AUGI started off the 2006 calendar year with a facelift of sorts. Gone were the stylistic globe logos of old. Replacing the globe was the new AUGI chat bubbles logo. Representing an ongoing conversation among multiple parties, the new logo and the stylistic header were the first phase of a re-skinning effort that swept the website and ended in the forums. Leading the forum reorganization was newly appointed Forum Manager, Mike Perry. Mike spent countless hours reorganizing the forums to bring them closer in alignment with Autodesk products.
The result of the forum reorganization and increased exposure due to opening the site to visitors was evidenced by the following increases in participation realized during 2006. Web traffic continued to increase at a rapid pace with 44 percent more forum participants supporting a 15 percent increase in overall forum posts. The end result of connecting those dots meant that our members could search and navigate the forums easier than ever before.
AUGI programs were also enhanced with much focus on events and training. The AUGI Training Program, ATP, saw a 76 percent increase in the number of classes held when compared with 2005. But the increasing number of classes wasn't the only story. Attendance also increased by more than 220 percent over 2005 levels with the average class size increasing to average 235 students per class. A new class type called "Fast Track" introduced a single-week class to the ATP program. These new highly focused classes were an instant hit. To put it in the words of ATP program manager Eric Wing, "One topic, one week, one happy camper!"
The AUGI CAD Camp program was expanded to 30 events in 2006, surpassing the original target of 28. Now in its third year, the AUGI CAD Camp program looked across the pond and went international in mid-summer by holding the first ever international event in Guildford, UK. Before returning home, the AUGI CAD Camp team visited Denmark and Hawaii, holding events there as well. By year's end, more than 4,700 participants had the pleasure of experiencing an AUGI CAD Camp.
Continuing to connect the dots in the international arena, AUGI worked on integrating our first AUGI Country Chapter, AUGIjp, whose board of directors was introduced to the membership at Autodesk University 2005 in Orlando, Florida. Rounding out this busy year were the AUGI programs at Autodesk University 2006. AUGI introduced a new event to the AU 2006 attendees, the First Annual AUGI Local Chapter Leadership Conference. This half-day conference was organized to provide better support for local user groups worldwide. More than 50 user group leaders from around the world were present on the day before AU began to receive the newly updated Local Chapter Handbook and attend a series of classes on supporting member organizations. This event, the first of its kind, would not have been possible without the tireless efforts of our volunteer Local Chapter Manager, Bill Adams.
Other achievements in 2006 include:
- AUGI President, Richard Binning, continued the international exposure of AUGI by speaking at National Building Designers Conference in Adelaide, SA in March 2006.

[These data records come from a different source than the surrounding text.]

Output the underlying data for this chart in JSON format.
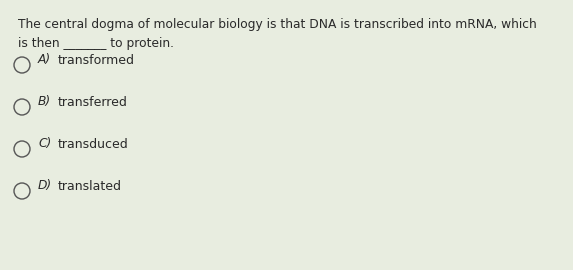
{
  "background_color": "#e8ede0",
  "question_line1": "The central dogma of molecular biology is that DNA is transcribed into mRNA, which",
  "question_line2": "is then _______ to protein.",
  "options": [
    {
      "label": "A)",
      "text": "transformed"
    },
    {
      "label": "B)",
      "text": "transferred"
    },
    {
      "label": "C)",
      "text": "transduced"
    },
    {
      "label": "D)",
      "text": "translated"
    }
  ],
  "text_color": "#2a2a2a",
  "circle_color": "#555555",
  "question_fontsize": 8.8,
  "option_fontsize": 9.0,
  "label_fontsize": 8.8
}
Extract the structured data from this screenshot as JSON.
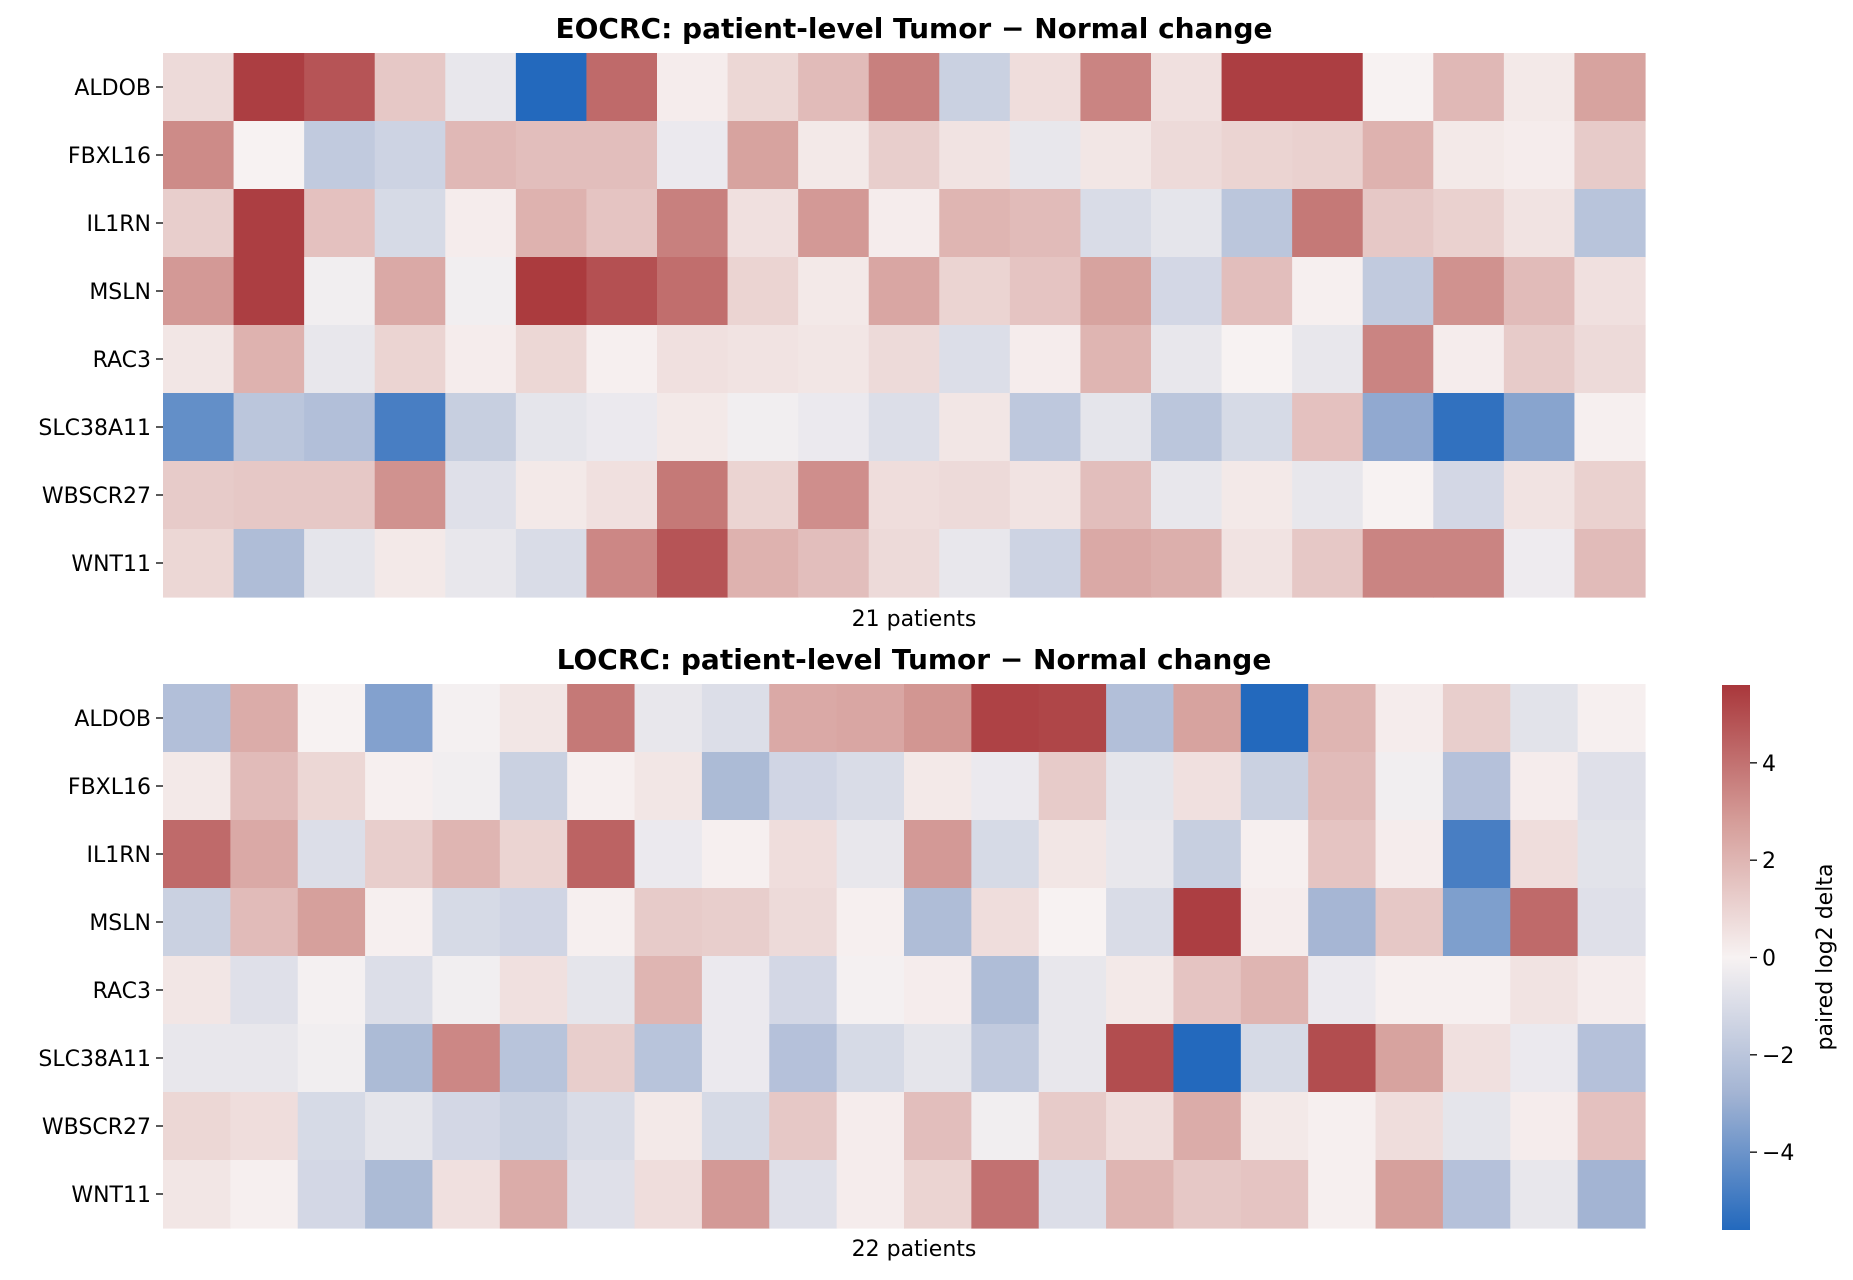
{
  "chart_data": {
    "type": "heatmap",
    "colormap": {
      "name": "vlag",
      "vmin": -5.6,
      "vmax": 5.6,
      "stops": [
        {
          "v": -1.0,
          "color": "#2369bd"
        },
        {
          "v": -0.5,
          "color": "#a3b4d3"
        },
        {
          "v": 0.0,
          "color": "#f7f2f2"
        },
        {
          "v": 0.5,
          "color": "#d59d99"
        },
        {
          "v": 1.0,
          "color": "#a9373b"
        }
      ]
    },
    "colorbar": {
      "label": "paired log2 delta",
      "ticks": [
        4,
        2,
        0,
        -2,
        -4
      ],
      "tick_labels": [
        "4",
        "2",
        "0",
        "−2",
        "−4"
      ]
    },
    "panels": [
      {
        "title": "EOCRC: patient-level Tumor − Normal change",
        "xlabel": "21 patients",
        "genes": [
          "ALDOB",
          "FBXL16",
          "IL1RN",
          "MSLN",
          "RAC3",
          "SLC38A11",
          "WBSCR27",
          "WNT11"
        ],
        "values": [
          [
            0.8,
            5.4,
            4.8,
            1.4,
            -0.5,
            -5.6,
            4.2,
            0.2,
            0.9,
            1.8,
            3.6,
            -1.5,
            0.7,
            3.5,
            0.6,
            5.4,
            5.4,
            0.0,
            1.9,
            0.3,
            2.6
          ],
          [
            3.3,
            0.0,
            -1.8,
            -1.4,
            1.9,
            1.7,
            1.7,
            -0.4,
            2.6,
            0.3,
            1.2,
            0.5,
            -0.5,
            0.4,
            0.8,
            1.0,
            1.1,
            2.1,
            0.3,
            0.2,
            1.3
          ],
          [
            1.2,
            5.4,
            1.6,
            -1.1,
            0.2,
            2.1,
            1.5,
            3.6,
            0.6,
            2.9,
            0.2,
            2.0,
            1.8,
            -1.0,
            -0.6,
            -2.0,
            3.8,
            1.4,
            1.1,
            0.5,
            -2.1
          ],
          [
            2.9,
            5.4,
            -0.2,
            2.4,
            -0.2,
            5.5,
            4.9,
            4.1,
            1.0,
            0.3,
            2.5,
            1.0,
            1.5,
            2.6,
            -1.2,
            1.7,
            0.1,
            -1.8,
            3.1,
            1.8,
            0.6
          ],
          [
            0.4,
            2.1,
            -0.5,
            1.0,
            0.2,
            0.9,
            0.1,
            0.6,
            0.5,
            0.4,
            0.8,
            -0.9,
            0.2,
            2.0,
            -0.5,
            0.0,
            -0.5,
            3.5,
            0.2,
            1.3,
            0.8
          ],
          [
            -4.2,
            -2.0,
            -2.3,
            -4.8,
            -1.6,
            -0.6,
            -0.4,
            0.3,
            -0.2,
            -0.4,
            -0.9,
            0.4,
            -1.9,
            -0.6,
            -2.0,
            -1.1,
            1.6,
            -3.2,
            -5.3,
            -3.4,
            0.1
          ],
          [
            1.3,
            1.4,
            1.4,
            3.1,
            -0.8,
            0.3,
            0.6,
            3.8,
            1.0,
            3.2,
            0.7,
            0.8,
            0.5,
            1.7,
            -0.5,
            0.3,
            -0.5,
            0.0,
            -1.2,
            0.5,
            1.1
          ],
          [
            0.9,
            -2.4,
            -0.6,
            0.3,
            -0.5,
            -1.0,
            3.4,
            4.8,
            2.1,
            1.7,
            0.8,
            -0.5,
            -1.4,
            2.4,
            2.2,
            0.5,
            1.4,
            3.5,
            3.5,
            -0.3,
            1.8
          ]
        ]
      },
      {
        "title": "LOCRC: patient-level Tumor − Normal change",
        "xlabel": "22 patients",
        "genes": [
          "ALDOB",
          "FBXL16",
          "IL1RN",
          "MSLN",
          "RAC3",
          "SLC38A11",
          "WBSCR27",
          "WNT11"
        ],
        "values": [
          [
            -2.3,
            2.3,
            0.0,
            -3.5,
            -0.1,
            0.4,
            3.8,
            -0.5,
            -0.9,
            2.4,
            2.5,
            3.0,
            5.3,
            5.2,
            -2.3,
            2.6,
            -5.6,
            2.0,
            0.2,
            1.2,
            -0.7,
            0.1
          ],
          [
            0.3,
            1.8,
            0.9,
            0.1,
            -0.2,
            -1.5,
            0.1,
            0.4,
            -2.5,
            -1.3,
            -1.0,
            0.3,
            -0.4,
            1.3,
            -0.6,
            0.6,
            -1.5,
            1.8,
            -0.2,
            -2.2,
            0.2,
            -0.8
          ],
          [
            4.2,
            2.4,
            -0.9,
            1.2,
            2.0,
            1.0,
            4.4,
            -0.4,
            0.1,
            0.7,
            -0.5,
            2.9,
            -1.1,
            0.4,
            -0.5,
            -1.6,
            0.1,
            1.5,
            0.2,
            -4.8,
            0.7,
            -0.7
          ],
          [
            -1.5,
            1.8,
            2.7,
            0.1,
            -1.1,
            -1.3,
            0.1,
            1.3,
            1.2,
            0.8,
            0.1,
            -2.4,
            0.7,
            0.0,
            -1.0,
            5.4,
            0.2,
            -2.7,
            1.4,
            -3.6,
            4.2,
            -0.8
          ],
          [
            0.4,
            -0.8,
            -0.1,
            -0.9,
            -0.2,
            0.6,
            -0.6,
            2.0,
            -0.4,
            -1.2,
            -0.1,
            0.2,
            -2.4,
            -0.5,
            0.3,
            1.5,
            2.0,
            -0.4,
            0.1,
            0.1,
            0.5,
            0.2
          ],
          [
            -0.5,
            -0.5,
            -0.2,
            -2.5,
            3.4,
            -2.1,
            1.2,
            -2.1,
            -0.4,
            -2.2,
            -1.1,
            -0.6,
            -1.8,
            -0.5,
            5.0,
            -5.6,
            -1.1,
            5.0,
            2.6,
            0.6,
            -0.4,
            -2.2
          ],
          [
            0.9,
            0.7,
            -1.1,
            -0.6,
            -1.2,
            -1.5,
            -1.0,
            0.3,
            -1.1,
            1.4,
            0.2,
            1.7,
            -0.2,
            1.3,
            0.7,
            2.3,
            0.3,
            0.1,
            0.7,
            -0.6,
            0.2,
            1.6
          ],
          [
            0.4,
            0.1,
            -1.2,
            -2.5,
            0.6,
            2.3,
            -0.8,
            0.7,
            2.9,
            -0.8,
            0.2,
            1.0,
            4.0,
            -0.9,
            2.0,
            1.4,
            1.5,
            0.1,
            2.7,
            -2.2,
            -0.5,
            -2.8
          ]
        ]
      }
    ]
  }
}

- The Architectural Desktop/Building Systems Community was launched, led by Steve Bennett.
- A new tool, the AUGI Toolbar, was released from beta to provide constant connectivity to the AUGI site from the Web browser. It was later expanded from IE to include Firefox.

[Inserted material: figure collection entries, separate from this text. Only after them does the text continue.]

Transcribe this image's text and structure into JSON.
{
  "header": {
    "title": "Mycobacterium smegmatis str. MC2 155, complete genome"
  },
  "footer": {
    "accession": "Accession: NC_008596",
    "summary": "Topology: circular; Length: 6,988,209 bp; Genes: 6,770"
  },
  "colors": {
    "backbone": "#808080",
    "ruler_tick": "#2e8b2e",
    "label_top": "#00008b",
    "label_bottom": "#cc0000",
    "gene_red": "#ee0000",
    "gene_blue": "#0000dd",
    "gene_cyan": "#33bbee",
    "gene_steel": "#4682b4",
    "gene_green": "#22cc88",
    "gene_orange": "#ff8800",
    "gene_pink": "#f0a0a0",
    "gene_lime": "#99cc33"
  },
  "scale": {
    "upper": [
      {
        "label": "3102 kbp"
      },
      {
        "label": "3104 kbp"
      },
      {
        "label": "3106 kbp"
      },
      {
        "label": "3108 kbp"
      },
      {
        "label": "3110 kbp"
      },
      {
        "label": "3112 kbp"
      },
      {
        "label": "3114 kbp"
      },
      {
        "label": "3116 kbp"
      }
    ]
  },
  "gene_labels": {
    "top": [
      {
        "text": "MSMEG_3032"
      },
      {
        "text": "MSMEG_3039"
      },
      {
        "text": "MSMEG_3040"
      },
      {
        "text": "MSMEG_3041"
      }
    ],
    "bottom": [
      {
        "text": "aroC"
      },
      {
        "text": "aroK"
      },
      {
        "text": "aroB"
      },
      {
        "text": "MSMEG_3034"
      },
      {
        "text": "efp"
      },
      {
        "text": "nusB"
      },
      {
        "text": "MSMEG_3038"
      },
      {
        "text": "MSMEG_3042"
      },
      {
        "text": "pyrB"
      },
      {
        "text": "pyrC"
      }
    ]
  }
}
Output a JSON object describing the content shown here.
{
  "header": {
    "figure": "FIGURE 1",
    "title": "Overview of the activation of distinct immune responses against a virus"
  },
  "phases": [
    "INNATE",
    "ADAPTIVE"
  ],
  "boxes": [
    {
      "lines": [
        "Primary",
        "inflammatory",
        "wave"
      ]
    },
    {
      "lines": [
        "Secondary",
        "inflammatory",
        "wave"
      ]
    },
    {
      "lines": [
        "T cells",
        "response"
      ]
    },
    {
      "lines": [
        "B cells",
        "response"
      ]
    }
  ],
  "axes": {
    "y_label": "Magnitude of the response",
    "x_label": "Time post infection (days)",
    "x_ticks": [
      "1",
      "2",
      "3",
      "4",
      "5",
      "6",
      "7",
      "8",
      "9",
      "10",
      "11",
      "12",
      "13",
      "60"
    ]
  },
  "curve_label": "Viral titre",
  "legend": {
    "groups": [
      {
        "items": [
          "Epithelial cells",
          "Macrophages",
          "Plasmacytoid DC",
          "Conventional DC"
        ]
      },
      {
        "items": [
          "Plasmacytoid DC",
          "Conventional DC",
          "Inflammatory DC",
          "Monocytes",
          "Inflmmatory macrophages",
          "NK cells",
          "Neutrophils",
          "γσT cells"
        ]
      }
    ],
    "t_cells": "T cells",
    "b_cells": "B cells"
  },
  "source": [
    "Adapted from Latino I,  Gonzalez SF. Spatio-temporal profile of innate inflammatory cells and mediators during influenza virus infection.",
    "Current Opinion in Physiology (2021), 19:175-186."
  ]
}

- The Inventor Wish List was born to increase our support of manufacturing industry members.
- AUGIWorld was delivered in print to more than 8,000 subscription members in the Asian Pacific region through a grant provided by Autodesk.
- AUGI HotNews launched the Archive to enable members to review past editions of the monthly newsletter.
- At Autodesk University, AUGI held its first "Past Presidents" luncheon as way to recognize former leaders of AUGI and continue to benefit from their sage advice.
- More than 27,000 people joined AUGI in 2006 pushing our membership numbers to more than 116,000 by the end of December 2006.
AUGI can count many successes in 2006 to be sure, and many of those successes were based on the able execution of our management services provider. Unfortunately, AUGI has been made increasingly aware of difficulties in areas which are not visible to the members. Difficulty in the delivery of programs by our management services provider has started to become a pattern. The board has seen, with increasing frequency, a pattern emerge that ties programs, projects, and resources directly to funding streams without regard for Board directives, long term feasibility, or membership needs.